Senior Chef - building new skills
More than 1300 people have graduated from the Senior Chef cooking programme since it began in 2010 - we find out the secret to this successful recipe.
“I’d always been a good cook, but I had lost so much confidence,” says 73-year-old Christchurch woman Anne.
After years of cooking family meals, she was living alone and facing challenges from arthritis and other health issues. Her loss of confidence in the kitchen meant she was often resorting to frozen meals from the supermarket which ‘tasted like cardboard’.
“It’s a real challenge cooking for one,” says Anne.
“It’s a lot easier to double a recipe than make it smaller. You’re used to cooking 8 or 9 potatoes and suddenly you only need to cook one. There are lots of little differences like that.”
She had heard about Senior Chef and was then referred to the programme by her doctor.
“I went with a friend. She was in the same boat as me. One of the really good things about the course is that you realise you’re not alone. There are other people out there who have the same challenges as you. We helped each other a lot.”
Who takes part in Senior Chef
Long-time Senior Chef facilitator Jane Callahan says Anne’s story is fairly typical for many women who enrol in SeniorChef.

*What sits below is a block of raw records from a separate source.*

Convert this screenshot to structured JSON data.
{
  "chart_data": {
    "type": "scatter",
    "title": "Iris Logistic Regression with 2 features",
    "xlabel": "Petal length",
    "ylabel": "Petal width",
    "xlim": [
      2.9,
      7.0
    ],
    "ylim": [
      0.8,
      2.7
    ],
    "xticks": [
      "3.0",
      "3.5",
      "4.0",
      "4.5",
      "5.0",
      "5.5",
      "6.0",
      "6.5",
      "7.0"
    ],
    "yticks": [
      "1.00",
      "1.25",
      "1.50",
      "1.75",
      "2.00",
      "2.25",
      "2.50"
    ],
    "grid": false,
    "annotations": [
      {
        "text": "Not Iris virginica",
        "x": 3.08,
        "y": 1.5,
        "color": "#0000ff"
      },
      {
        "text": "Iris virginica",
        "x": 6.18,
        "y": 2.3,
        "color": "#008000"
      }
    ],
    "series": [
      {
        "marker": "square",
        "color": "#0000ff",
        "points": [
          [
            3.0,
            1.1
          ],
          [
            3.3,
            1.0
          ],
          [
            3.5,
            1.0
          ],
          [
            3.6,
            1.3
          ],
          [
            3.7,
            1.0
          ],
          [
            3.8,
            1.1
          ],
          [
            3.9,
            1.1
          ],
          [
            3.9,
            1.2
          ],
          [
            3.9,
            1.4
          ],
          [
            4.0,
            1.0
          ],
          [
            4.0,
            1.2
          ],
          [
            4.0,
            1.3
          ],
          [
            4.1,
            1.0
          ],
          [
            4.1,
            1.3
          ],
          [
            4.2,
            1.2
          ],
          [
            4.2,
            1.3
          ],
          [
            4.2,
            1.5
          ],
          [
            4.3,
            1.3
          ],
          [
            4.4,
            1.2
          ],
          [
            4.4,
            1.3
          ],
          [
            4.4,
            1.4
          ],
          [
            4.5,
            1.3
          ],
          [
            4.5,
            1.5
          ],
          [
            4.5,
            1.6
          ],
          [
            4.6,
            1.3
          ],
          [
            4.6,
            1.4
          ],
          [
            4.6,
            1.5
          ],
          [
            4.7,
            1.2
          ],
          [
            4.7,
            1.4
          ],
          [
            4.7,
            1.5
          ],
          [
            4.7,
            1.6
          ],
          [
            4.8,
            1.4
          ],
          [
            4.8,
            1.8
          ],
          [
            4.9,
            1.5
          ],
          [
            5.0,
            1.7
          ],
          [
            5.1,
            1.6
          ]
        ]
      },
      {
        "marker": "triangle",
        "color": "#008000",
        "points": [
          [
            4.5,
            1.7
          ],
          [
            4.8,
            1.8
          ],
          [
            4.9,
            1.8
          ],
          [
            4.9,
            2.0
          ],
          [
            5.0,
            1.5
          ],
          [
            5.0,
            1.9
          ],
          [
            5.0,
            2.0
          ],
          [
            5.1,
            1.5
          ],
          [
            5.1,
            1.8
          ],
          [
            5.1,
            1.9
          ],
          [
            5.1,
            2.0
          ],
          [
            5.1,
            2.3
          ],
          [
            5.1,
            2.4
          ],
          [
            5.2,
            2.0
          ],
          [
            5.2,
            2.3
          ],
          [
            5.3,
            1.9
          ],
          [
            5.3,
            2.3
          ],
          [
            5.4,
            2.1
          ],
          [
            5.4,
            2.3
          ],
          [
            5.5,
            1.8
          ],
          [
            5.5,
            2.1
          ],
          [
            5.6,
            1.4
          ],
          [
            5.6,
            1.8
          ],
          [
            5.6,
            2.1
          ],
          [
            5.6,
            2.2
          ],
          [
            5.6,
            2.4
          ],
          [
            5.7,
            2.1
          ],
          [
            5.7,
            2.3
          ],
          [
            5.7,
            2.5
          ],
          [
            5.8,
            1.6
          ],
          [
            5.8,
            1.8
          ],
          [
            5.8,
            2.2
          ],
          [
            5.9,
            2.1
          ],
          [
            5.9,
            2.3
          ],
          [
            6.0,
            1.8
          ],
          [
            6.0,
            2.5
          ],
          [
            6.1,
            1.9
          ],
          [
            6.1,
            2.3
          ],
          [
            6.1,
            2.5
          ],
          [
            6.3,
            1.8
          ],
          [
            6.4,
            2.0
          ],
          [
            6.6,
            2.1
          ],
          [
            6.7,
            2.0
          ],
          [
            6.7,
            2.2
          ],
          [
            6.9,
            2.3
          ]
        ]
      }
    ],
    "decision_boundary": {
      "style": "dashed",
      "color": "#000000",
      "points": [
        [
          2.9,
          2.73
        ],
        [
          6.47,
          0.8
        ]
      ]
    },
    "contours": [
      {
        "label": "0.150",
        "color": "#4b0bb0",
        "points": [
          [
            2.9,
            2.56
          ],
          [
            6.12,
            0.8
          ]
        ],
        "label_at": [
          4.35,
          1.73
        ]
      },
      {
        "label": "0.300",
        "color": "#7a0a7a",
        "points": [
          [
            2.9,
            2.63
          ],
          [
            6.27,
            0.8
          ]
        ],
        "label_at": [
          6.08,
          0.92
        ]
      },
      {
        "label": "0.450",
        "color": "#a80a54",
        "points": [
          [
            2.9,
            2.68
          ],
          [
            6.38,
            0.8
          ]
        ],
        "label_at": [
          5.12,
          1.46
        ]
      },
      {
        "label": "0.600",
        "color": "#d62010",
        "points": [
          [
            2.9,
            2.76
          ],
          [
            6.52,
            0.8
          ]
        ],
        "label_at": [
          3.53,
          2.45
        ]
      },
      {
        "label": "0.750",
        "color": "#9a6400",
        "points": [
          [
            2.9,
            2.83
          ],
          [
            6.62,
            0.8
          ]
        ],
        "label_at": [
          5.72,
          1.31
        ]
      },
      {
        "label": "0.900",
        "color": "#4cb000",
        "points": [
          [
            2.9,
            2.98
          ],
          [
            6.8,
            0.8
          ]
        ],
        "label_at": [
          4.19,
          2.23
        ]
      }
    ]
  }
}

“The men have often never cooked. Many of them come to Senior Chef because their partners have died or become sick. They’ll start the course and say something like ‘I don’t even know where anything is in the kitchen’.
“Those men are often really surprised to see women on the course – they think that all women can cook. Often the women can cook, but they have lost the motivation. They just need a little bit of help to get started again,” says Jane.
What you learn at Senior Chef
The course, and the associated recipe book, have been carefully designed with older people’s nutritional needs and living arrangements in mind. Recipes are for one or two people and use easy to find and inexpensive ingredients.
"We start off with learning about your changing nutritional needs as you get older. People are often surprised by this."
You should have at least six servings of bread and cereals a day for fibre. You should also try and have a small amount of protein as part of each meal, and dairy food to help prevent osteoporosis.
While Jane clearly relishes sharing the enjoyment and comradeship that participants gain from the course, she rates improvements in their health as the highlight.
"I’ve bumped into people after they have done the course. Their diet has changed and as a result, they’ve been able to come off their medication for things like blood pressure and cholesterol."
Senior Chef New Zealand began in Christchurch by the project team Healthy Eating Healthy Ageing, which is funded by the Ministry of Health, and is run through the Canterbury District Health Board.
Since 2010 more than 1000 participants have taken part in one of the eight week courses and it’s success has seen it extended to other regions throughout New Zealand.
How to enrol in a Senior Chef course
Senior Chef is run by different organisations in different areas, so the requirements and courses on offer do vary.
You can visit the Senior Chef website for contact information for each region.
In some areas, a referral is required from a medical professional, while in other areas you can enrol yourself.
Senior Chef recipes
Recipes from the Senior Chef book and course are available on the SeniorChef website. We asked Jane which ones she thought were the most popular.
“The one that people seem to make the most again is our take on Chilli Con Carne. It’s a one pot dish and that seems to be one of its big attractions.
“Another dish that people make regularly is the omelette. It is quick and nutritious and ideal for people cooking for themselves.”
For Anne, the soups and the light meals got the thumbs up.
“I really enjoy the devilled kidneys. I’ve made that again.”
“The curried coriander soup was fabulous. That’s probably my favourite.”